Polizisten werden für Antisemitismus sensibilisiert
Das sagte Innenminister Karl Nehammer (ÖVP) bei einem gemeinsamen Mediengespräch mit dem Präsidenten der Israelitischen Kultusgemeinde, Oskar Deutsch und dem Bildungsexperten Daniel Landau, der das Ausbildungs-Modul erarbeitet hat.
Mit der speziellen Ausbildung sollen Polizisten verstärkt auf Antisemitismus sensibilisiert werden. Die Schulung umfasst neben der Erklärung des Phänomens auch die rechtlichen Grundlagen, die Auswirkungen, Opferschutzbestimmungen, Ermittlungshilfen und die technische Erfassung.
Begegnungen mit jüdischen Mitbürgern
Für Polizeischüler in der Grundausbildung wird es drei Einheiten geben, in denen Antisemitismus historisch aufgearbeitet wird, die Funktionsweisen und Mechanismen von Antisemitismus aufgezeigt werden und es auch zu Begegnungen mit jüdischen Mitbürgern kommen wird. Dabei wird auf die von der IKG ins Leben gerufene Initiative "Likrat" zurückgegriffen, bei der eigens dafür ausgebildete junge Menschen jüdischen Glaubens mit Schülern, Lehrlingen und anderen jungen Menschen zusammengeführt werden.

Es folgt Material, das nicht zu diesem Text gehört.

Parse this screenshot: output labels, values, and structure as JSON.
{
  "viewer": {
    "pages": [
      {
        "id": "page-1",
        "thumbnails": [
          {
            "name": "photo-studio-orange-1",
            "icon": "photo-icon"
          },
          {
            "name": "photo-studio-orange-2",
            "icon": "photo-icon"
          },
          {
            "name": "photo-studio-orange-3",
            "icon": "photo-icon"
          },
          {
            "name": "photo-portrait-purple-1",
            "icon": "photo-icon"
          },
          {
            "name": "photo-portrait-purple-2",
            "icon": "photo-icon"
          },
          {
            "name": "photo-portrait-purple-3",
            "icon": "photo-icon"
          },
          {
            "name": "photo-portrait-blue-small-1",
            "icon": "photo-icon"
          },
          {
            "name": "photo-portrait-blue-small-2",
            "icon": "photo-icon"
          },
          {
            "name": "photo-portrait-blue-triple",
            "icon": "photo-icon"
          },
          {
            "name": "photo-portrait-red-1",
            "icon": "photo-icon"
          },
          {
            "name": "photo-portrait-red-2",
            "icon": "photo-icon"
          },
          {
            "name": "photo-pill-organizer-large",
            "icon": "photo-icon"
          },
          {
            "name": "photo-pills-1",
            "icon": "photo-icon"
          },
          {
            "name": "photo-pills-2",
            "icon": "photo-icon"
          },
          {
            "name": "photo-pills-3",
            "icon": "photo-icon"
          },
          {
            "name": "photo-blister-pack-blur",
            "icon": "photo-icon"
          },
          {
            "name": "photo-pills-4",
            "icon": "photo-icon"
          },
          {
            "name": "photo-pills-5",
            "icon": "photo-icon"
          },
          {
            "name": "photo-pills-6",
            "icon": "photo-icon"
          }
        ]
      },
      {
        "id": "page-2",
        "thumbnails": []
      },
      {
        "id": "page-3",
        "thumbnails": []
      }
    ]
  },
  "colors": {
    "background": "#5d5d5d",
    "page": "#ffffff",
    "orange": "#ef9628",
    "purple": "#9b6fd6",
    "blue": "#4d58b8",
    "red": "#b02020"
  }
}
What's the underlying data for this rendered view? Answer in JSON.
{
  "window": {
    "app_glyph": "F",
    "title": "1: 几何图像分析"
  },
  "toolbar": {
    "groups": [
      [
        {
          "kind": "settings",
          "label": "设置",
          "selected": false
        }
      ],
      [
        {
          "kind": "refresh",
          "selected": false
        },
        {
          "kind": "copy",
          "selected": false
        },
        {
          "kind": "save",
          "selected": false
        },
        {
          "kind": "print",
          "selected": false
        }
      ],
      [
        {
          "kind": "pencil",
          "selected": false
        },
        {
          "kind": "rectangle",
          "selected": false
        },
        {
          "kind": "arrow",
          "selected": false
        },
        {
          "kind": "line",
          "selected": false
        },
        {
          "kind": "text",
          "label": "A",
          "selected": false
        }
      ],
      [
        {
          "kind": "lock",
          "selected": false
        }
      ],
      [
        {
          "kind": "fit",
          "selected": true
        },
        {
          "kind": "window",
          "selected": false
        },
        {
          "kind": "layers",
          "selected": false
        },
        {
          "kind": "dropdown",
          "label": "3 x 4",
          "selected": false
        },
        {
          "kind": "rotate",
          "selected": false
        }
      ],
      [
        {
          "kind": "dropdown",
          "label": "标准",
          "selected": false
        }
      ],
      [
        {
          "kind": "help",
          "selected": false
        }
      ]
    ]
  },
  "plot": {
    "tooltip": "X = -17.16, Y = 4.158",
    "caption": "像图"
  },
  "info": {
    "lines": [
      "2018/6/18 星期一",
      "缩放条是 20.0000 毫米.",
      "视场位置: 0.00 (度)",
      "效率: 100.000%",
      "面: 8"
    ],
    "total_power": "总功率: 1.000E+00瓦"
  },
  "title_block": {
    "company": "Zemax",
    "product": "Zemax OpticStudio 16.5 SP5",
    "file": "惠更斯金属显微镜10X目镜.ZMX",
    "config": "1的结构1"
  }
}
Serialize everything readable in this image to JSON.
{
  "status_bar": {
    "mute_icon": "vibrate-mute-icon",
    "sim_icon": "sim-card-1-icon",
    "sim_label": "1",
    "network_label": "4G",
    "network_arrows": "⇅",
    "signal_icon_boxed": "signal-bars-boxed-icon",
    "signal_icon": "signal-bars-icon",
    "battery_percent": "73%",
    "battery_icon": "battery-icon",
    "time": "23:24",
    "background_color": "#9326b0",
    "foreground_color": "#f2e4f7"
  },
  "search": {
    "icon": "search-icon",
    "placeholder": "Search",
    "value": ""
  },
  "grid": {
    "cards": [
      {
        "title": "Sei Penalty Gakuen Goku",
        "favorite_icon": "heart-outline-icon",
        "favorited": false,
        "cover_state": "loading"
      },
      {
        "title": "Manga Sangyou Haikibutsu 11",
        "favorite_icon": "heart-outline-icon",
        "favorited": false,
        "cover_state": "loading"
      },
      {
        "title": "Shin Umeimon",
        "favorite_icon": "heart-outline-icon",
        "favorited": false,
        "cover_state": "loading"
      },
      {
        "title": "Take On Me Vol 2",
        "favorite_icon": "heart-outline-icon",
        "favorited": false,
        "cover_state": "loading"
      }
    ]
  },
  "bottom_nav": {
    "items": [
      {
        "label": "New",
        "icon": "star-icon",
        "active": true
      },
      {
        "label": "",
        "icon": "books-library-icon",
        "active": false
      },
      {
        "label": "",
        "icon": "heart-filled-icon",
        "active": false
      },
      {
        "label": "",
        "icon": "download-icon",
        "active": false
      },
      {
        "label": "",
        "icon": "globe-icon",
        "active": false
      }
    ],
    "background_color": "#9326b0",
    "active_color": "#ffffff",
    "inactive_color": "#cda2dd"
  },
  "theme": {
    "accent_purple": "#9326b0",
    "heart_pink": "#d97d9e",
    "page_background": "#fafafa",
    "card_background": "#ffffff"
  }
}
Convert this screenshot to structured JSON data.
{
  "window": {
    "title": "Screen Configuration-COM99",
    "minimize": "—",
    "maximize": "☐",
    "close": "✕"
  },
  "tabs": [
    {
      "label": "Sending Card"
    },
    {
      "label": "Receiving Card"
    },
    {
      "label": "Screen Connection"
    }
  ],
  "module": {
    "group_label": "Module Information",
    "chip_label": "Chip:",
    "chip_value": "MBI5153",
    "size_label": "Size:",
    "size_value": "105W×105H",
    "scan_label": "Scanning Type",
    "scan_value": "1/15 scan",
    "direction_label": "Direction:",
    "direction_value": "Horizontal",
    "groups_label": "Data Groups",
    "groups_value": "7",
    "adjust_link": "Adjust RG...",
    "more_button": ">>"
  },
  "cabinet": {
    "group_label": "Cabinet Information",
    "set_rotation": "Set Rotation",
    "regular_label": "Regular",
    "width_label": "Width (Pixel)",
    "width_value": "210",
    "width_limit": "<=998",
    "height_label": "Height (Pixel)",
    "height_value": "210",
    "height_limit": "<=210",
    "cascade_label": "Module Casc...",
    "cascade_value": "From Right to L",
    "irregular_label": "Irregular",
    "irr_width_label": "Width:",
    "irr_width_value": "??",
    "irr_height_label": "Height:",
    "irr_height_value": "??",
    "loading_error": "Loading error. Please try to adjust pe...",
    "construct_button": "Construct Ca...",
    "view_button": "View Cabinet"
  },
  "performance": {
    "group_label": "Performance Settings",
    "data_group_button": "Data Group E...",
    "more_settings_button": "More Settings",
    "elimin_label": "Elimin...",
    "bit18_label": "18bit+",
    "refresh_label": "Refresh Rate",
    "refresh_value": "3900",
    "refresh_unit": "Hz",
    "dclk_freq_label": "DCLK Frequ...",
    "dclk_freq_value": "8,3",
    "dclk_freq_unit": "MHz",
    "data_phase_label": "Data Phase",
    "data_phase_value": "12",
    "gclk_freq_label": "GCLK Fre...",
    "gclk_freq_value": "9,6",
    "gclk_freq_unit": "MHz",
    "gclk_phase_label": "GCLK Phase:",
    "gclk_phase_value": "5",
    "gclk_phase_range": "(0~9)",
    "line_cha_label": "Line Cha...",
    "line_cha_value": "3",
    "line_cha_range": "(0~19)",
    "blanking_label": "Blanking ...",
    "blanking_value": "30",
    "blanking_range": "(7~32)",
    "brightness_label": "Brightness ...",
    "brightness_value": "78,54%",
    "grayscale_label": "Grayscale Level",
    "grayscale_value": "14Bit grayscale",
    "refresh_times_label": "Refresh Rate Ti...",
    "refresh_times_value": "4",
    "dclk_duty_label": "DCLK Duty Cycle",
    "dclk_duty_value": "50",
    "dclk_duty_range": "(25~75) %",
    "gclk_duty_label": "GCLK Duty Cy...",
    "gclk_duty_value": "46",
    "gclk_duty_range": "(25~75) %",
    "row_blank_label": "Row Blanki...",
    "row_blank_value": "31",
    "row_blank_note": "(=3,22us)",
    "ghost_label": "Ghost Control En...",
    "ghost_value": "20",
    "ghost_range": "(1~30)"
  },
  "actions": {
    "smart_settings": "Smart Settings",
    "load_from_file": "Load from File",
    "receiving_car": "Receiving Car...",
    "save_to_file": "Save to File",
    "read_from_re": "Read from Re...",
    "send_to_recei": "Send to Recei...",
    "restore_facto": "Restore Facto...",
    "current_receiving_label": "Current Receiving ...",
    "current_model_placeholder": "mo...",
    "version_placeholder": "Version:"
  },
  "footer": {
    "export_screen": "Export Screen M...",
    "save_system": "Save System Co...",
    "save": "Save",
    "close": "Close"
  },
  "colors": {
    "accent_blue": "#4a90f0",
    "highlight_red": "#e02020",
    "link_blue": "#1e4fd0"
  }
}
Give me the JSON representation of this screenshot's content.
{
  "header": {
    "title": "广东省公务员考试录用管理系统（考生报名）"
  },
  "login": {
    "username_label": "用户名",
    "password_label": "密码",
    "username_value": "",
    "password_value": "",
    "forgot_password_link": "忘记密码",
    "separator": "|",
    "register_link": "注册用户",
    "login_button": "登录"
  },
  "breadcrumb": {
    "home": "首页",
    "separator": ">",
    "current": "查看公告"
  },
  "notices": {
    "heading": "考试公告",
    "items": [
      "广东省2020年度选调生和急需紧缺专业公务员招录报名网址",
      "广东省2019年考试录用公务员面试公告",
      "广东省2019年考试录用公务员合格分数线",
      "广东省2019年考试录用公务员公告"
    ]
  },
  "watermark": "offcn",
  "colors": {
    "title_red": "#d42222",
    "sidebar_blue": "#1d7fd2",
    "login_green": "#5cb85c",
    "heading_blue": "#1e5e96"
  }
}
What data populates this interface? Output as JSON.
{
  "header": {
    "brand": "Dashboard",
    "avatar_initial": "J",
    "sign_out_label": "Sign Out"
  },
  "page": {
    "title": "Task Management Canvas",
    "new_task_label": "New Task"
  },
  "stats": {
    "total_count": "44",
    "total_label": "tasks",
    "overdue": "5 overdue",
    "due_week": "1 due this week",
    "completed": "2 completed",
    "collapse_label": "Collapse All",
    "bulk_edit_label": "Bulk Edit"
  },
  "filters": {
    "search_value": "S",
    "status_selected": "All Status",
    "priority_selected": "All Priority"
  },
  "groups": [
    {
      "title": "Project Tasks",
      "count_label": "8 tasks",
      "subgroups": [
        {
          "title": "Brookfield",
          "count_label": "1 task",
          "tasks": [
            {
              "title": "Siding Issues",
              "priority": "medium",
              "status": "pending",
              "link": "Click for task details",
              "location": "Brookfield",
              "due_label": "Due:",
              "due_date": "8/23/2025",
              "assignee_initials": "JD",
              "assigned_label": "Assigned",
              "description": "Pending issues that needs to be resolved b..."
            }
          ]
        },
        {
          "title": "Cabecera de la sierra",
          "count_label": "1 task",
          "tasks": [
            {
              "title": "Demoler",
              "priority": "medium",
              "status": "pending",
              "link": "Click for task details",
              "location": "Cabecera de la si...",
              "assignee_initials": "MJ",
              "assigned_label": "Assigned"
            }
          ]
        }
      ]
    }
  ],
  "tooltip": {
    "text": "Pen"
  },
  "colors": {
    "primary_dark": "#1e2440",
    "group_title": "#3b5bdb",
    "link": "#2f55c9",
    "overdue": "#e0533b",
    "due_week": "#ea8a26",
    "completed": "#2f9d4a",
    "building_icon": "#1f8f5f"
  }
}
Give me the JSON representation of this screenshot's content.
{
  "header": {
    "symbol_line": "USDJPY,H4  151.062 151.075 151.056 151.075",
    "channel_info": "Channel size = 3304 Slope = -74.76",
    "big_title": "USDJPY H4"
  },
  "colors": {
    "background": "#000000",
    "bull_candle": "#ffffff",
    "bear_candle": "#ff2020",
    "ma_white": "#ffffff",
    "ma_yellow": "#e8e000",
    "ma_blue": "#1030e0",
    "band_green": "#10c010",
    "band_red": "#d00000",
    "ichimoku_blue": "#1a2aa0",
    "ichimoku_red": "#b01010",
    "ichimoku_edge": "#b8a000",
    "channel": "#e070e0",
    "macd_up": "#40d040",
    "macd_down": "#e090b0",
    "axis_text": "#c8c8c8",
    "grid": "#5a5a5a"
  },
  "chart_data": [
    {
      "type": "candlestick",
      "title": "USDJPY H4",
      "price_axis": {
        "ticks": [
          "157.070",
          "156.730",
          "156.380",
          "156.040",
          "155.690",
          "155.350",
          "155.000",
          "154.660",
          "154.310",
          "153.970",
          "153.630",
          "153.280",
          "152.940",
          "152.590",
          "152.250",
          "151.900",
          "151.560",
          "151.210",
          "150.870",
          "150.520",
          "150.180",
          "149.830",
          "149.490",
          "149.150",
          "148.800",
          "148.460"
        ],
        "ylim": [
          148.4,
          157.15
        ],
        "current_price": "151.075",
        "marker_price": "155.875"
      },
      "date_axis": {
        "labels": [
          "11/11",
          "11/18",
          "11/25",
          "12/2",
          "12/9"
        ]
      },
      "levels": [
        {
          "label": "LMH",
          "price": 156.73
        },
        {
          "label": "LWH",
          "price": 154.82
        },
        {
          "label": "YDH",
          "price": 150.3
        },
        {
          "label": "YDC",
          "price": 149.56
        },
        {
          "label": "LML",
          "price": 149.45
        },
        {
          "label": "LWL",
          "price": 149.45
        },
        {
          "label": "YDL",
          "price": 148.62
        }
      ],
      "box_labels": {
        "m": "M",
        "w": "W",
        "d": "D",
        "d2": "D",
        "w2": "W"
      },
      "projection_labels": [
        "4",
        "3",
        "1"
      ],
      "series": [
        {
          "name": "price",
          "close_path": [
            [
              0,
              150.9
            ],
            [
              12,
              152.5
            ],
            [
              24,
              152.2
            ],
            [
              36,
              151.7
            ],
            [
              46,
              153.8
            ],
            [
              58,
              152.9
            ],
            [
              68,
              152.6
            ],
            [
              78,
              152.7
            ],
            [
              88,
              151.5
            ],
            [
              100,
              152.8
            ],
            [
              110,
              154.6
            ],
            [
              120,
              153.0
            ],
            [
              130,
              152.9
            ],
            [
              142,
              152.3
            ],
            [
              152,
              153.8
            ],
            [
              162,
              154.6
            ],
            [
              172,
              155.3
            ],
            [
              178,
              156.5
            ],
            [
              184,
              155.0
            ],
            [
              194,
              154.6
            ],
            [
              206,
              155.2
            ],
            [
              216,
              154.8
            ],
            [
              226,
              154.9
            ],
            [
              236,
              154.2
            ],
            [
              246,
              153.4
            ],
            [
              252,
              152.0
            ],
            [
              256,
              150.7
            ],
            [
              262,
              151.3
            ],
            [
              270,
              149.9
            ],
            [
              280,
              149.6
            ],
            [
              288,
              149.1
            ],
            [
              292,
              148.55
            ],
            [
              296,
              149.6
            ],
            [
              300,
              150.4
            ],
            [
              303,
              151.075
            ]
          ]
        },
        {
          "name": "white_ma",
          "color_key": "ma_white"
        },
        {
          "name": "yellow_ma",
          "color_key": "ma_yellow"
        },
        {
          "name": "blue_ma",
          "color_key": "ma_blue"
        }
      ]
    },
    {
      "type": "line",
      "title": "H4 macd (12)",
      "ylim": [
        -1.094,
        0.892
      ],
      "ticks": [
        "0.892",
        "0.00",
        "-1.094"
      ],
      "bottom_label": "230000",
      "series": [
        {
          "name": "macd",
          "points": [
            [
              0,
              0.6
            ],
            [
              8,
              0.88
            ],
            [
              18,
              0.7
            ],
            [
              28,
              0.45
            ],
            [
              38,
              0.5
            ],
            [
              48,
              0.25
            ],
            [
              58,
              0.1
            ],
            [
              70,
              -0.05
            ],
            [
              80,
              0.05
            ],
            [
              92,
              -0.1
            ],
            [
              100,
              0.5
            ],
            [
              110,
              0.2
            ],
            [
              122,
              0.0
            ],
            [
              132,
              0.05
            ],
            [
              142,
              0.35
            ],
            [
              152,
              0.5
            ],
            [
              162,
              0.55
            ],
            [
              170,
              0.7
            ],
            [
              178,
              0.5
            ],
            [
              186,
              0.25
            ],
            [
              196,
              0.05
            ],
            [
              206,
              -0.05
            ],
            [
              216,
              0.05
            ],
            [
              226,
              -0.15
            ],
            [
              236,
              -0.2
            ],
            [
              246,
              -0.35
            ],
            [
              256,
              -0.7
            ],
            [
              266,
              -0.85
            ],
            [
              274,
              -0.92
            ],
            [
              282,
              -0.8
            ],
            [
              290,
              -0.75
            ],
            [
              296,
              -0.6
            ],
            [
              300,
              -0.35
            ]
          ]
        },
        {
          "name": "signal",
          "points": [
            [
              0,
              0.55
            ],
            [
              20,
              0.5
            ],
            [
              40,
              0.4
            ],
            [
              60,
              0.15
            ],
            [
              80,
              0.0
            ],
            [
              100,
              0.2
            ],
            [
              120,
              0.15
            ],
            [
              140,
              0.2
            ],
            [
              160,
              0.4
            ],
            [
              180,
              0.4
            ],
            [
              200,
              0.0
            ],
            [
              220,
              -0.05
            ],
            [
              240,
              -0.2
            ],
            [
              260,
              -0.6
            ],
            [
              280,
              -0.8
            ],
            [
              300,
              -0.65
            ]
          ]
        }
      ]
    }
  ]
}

Für die Polizeiausbildung werden vonseiten der IKG etwas ältere (ehemalige) Mitglieder von Likrat extra für diese Aufgabe geschult. Zielsetzung ist das jeweils bessere Verständnis sowie der Abbau etwaiger gegenseitig bestehender blinder Flecken mittels realer Begegnungen, inklusive der Möglichkeit, offene Fragen zu stellen, erläuterte Landau.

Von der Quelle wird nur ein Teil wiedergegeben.